Until recently, chichi retailer Saks Fifth Avenue scored 90 out of 100 on the Human Rights Campaign’s Corporate Equality Index. That score is now in jeopardy, as Saks filed a legal brief that says it’s free to break its own anti-discrimination policies and not defend a transgender employee who claims discrimination and workplace harassment.
From the HRC:
Leyth Jamal, a transgender former employee of Saks, filed an employment discrimination lawsuit under Title VII of the Civil Rights Act of 1964 alleging discrimination and harassment/hostile work environment based on her gender identity. In a motion to dismiss the case and in stark contrast to clearly established positions of the U.S. Department of Justice and the Equal Employment Opportunity Commission (EEOC), Saks astoundingly claimed that the “Plaintiff’s discrimination and harassment claims fail to state a claim upon which relief can be granted because transsexuals are not a protected class under Title VII.” Additionally, Saks goes on to claim that they are not bound by their own corporate non-discrimination policies because “employee handbooks are not contracts as a matter of law.”
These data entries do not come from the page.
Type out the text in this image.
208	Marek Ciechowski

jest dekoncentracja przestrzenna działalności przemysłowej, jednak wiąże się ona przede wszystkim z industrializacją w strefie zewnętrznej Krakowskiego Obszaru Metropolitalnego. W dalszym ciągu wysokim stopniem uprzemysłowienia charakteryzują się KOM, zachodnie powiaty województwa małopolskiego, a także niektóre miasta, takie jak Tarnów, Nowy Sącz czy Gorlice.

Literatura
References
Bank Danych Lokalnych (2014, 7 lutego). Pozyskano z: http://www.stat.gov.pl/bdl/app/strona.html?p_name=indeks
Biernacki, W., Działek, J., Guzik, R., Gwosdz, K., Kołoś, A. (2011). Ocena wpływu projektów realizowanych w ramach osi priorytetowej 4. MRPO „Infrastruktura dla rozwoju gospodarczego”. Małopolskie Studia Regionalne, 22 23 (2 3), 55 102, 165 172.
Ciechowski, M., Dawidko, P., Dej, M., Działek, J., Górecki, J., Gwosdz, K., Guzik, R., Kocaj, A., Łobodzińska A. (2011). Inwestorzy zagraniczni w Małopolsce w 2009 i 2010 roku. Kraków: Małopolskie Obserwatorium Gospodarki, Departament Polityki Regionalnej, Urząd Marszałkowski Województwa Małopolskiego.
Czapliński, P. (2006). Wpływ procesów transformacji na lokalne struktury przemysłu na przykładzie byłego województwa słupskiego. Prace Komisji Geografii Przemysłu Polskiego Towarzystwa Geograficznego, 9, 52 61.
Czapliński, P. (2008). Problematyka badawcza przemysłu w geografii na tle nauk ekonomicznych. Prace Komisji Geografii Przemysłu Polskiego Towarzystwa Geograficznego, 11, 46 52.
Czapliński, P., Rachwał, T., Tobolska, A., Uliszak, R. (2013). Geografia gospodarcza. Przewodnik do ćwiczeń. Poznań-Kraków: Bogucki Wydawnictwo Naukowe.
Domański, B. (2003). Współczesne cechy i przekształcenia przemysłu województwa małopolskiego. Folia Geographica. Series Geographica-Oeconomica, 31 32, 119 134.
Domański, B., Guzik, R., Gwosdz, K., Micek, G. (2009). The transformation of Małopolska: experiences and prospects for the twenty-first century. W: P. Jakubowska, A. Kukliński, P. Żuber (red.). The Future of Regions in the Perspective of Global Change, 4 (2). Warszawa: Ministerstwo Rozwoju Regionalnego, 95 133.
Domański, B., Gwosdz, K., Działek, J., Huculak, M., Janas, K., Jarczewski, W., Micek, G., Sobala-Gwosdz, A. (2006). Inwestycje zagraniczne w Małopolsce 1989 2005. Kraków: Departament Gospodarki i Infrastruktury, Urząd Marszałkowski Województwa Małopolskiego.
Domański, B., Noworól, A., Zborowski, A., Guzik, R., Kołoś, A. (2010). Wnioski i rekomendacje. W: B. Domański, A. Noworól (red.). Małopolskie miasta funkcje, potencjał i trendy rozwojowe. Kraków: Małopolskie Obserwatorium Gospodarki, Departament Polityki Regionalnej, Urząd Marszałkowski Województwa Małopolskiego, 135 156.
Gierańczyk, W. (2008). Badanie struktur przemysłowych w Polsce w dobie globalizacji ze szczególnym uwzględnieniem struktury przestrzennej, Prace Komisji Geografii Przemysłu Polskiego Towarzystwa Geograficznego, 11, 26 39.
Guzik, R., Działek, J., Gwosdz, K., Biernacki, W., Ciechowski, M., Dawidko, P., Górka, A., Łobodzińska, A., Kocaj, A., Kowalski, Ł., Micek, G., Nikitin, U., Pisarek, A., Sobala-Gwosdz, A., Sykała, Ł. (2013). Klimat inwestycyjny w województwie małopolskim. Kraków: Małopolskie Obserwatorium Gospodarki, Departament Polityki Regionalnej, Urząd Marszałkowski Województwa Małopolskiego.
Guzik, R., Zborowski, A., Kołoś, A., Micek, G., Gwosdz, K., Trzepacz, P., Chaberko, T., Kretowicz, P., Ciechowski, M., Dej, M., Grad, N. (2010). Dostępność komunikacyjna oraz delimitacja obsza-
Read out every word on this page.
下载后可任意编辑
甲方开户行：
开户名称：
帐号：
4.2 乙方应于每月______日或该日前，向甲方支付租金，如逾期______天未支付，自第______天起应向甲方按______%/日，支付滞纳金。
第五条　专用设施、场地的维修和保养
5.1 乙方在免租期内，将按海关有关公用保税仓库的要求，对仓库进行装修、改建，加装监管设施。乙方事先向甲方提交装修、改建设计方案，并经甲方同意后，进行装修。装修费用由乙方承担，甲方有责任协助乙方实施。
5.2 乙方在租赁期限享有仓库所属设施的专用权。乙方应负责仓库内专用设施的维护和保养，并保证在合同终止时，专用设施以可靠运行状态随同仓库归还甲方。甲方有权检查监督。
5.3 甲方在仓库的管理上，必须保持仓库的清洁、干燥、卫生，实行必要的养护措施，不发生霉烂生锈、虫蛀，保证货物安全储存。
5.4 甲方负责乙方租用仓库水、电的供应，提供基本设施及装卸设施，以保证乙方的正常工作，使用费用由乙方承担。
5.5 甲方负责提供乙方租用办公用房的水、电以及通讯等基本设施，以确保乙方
This is the sort of behavior I’d expect from a Cracker Barrel or Chick-fil-A, not from a retailer with a very good record of treating its employees with dignity and respect. There’s no Saks Fifth Avenue in my hometown any more (footnote 1), but if there were, I wouldn’t be spending any of my money there.
1. The space once occupied by Saks Fifth Avenue is now a Dick’s Sporting Goods. Which is appropriate, because with this anti-LGBT move, Saks has become a dick.